I’ve only just gone through security before spotting the first star of the day, and it's an absolute corker. Gardeners’ World host Monty Don, filming a piece to camera before the crowds descend on Main Avenue. I’m not going to top that, but I’m here for garden inspiration, not star-spotting anyway. The show gardens are as stunning as ever, and while I am terrible at picking winners, that has never stopped me trying.
Last year’s champion, Kazuyuki Ishihara, is back with another exquisite Japanese garden Tokonoma Garden – Sanumaya no Niwa. Gravel is raked into concentric circles as though a pebble had just rippled through water. Burgundy and lime-green acers, feathery ferns, undulating mounds of moss blanketing the banks of the pond and an ornate shed that is definitely not stuffed with half-used paint tins and mouldy garden furniture. Dreamy. Although, to my eye, it looks exactly like last year’s entry.


In complete contrast, the Lady Garden Foundation garden is extravagantly romantic, almost sickenly so, like a bouquet from an Eighties wedding. Everything is pastel pink, peach and lilac, with grey and beige hard landscaping. Roses, salvia, clouds of erysimum and spires of white verbascum poking through the borders. It is everything I wish my garden was. It's outrageous and I love it.
Another one that caught my eye was the Parkinson’s UK garden. Lushly planted with beds of jewel-toned tulips and deep herbaceous borders filled with alliums, euphorbia, red poppies and white foxgloves. But the biggest buzz was around the King's Foundation Curious Garden, a picture-perfect potager. It isn’t competing for a medal, which meant designer Frances Tophill was spared the stress of impressing judges and it shows.

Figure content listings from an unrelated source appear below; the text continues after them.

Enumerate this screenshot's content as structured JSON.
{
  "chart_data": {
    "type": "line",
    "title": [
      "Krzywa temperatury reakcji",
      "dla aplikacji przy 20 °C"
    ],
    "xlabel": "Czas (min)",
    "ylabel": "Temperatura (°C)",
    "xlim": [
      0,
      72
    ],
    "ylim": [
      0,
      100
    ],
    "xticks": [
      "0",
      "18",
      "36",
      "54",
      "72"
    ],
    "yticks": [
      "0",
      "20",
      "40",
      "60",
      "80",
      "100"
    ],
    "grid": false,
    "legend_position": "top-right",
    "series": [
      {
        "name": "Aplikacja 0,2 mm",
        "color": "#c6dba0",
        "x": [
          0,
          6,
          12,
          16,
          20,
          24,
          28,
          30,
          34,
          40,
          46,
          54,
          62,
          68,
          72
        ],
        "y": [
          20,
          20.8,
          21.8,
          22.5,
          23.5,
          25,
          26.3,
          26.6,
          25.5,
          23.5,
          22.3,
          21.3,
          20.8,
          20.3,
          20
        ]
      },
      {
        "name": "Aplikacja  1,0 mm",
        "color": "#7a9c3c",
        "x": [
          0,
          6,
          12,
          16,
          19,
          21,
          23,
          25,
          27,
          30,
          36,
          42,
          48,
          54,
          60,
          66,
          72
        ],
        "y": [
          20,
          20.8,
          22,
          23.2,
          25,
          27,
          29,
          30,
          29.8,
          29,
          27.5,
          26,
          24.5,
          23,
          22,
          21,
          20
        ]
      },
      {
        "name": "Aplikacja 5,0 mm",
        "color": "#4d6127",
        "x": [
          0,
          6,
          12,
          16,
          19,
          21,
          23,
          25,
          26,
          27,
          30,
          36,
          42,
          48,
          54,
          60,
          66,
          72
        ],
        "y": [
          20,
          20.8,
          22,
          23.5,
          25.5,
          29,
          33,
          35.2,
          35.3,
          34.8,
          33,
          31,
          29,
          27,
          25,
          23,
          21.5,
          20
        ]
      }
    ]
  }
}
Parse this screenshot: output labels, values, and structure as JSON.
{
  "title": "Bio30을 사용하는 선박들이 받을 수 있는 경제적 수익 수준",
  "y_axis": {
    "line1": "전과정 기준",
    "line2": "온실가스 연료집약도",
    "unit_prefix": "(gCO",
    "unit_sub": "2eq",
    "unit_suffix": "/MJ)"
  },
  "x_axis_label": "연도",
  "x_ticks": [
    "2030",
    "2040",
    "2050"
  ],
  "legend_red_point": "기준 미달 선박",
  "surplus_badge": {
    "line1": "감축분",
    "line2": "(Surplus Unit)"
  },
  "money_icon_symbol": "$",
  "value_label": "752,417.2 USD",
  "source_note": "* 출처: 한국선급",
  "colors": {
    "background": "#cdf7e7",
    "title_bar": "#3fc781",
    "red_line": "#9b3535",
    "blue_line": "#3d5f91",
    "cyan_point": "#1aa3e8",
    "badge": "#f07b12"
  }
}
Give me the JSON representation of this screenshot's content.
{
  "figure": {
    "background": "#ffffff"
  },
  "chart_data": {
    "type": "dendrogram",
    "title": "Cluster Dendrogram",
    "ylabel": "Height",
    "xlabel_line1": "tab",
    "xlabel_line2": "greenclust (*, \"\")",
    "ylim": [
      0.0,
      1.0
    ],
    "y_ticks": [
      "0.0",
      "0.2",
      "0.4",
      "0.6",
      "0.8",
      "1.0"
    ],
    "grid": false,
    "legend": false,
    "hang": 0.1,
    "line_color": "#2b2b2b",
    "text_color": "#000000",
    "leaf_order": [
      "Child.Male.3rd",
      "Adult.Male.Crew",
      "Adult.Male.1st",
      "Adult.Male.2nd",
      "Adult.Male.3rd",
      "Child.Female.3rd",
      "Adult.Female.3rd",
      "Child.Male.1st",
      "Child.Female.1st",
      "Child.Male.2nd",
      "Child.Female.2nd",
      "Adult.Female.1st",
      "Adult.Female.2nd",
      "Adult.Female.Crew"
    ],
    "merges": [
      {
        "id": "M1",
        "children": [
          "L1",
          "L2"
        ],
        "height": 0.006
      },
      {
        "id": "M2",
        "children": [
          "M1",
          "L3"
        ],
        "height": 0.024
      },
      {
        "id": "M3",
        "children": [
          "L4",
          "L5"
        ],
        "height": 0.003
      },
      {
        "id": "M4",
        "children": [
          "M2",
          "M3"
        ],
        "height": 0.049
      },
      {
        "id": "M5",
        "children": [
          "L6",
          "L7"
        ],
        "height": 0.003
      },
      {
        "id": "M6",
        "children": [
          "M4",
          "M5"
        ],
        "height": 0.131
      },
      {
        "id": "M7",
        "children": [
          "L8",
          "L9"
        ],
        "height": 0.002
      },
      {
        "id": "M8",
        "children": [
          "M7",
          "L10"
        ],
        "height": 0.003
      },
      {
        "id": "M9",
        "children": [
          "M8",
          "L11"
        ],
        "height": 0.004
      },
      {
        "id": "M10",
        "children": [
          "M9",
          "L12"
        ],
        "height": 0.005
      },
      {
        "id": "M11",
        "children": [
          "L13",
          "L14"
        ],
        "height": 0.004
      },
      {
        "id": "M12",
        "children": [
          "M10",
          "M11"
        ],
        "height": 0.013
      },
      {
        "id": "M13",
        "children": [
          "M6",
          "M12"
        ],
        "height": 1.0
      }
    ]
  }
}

The garden is joyful, colourful, and useful. Pink-stemmed chard, cabbages and broad beans in the veg patch, while the beds pop with high-vis orange chrysanthemums, papery butter-yellow poppies, nasturtiums, strawberry plants and the King’s beloved delphiniums. It's everything, everywhere all at once, and as I pass Charles’ pal Sir Alan Titichmarsh is inspecting it. Later, Bruno Tonioli and Gaby Roslin are enjoying a glass of fizz while taking it all in.


Over in the Great Pavilion, hundreds of growers proudly display their prize blooms and this year there is a full-blown ‘War of the Roses’ as three growers have unveiled celebrity-inspired varieties. The Sir David Beckham rose is the palest pink with an elegant cupped shape. Very refined, but only a faint scent. Then there is Watford Forever, named after Elton John’s football club. Riotous stripes of orange and red are not my cup of tea, but then again neither is Watford FC. And finally, the Kate Moss rose. Huge, blousy blooms in creamy yellow with an intense musky fragrance. An absolute stunner, much like its namesake.
I may not be able to pick a winner, but I know what I like. Pretty planting, heady perfume and pastels. Mark my words, ‘Rivals-core’ will be the garden trend of the summer. You heard it here first.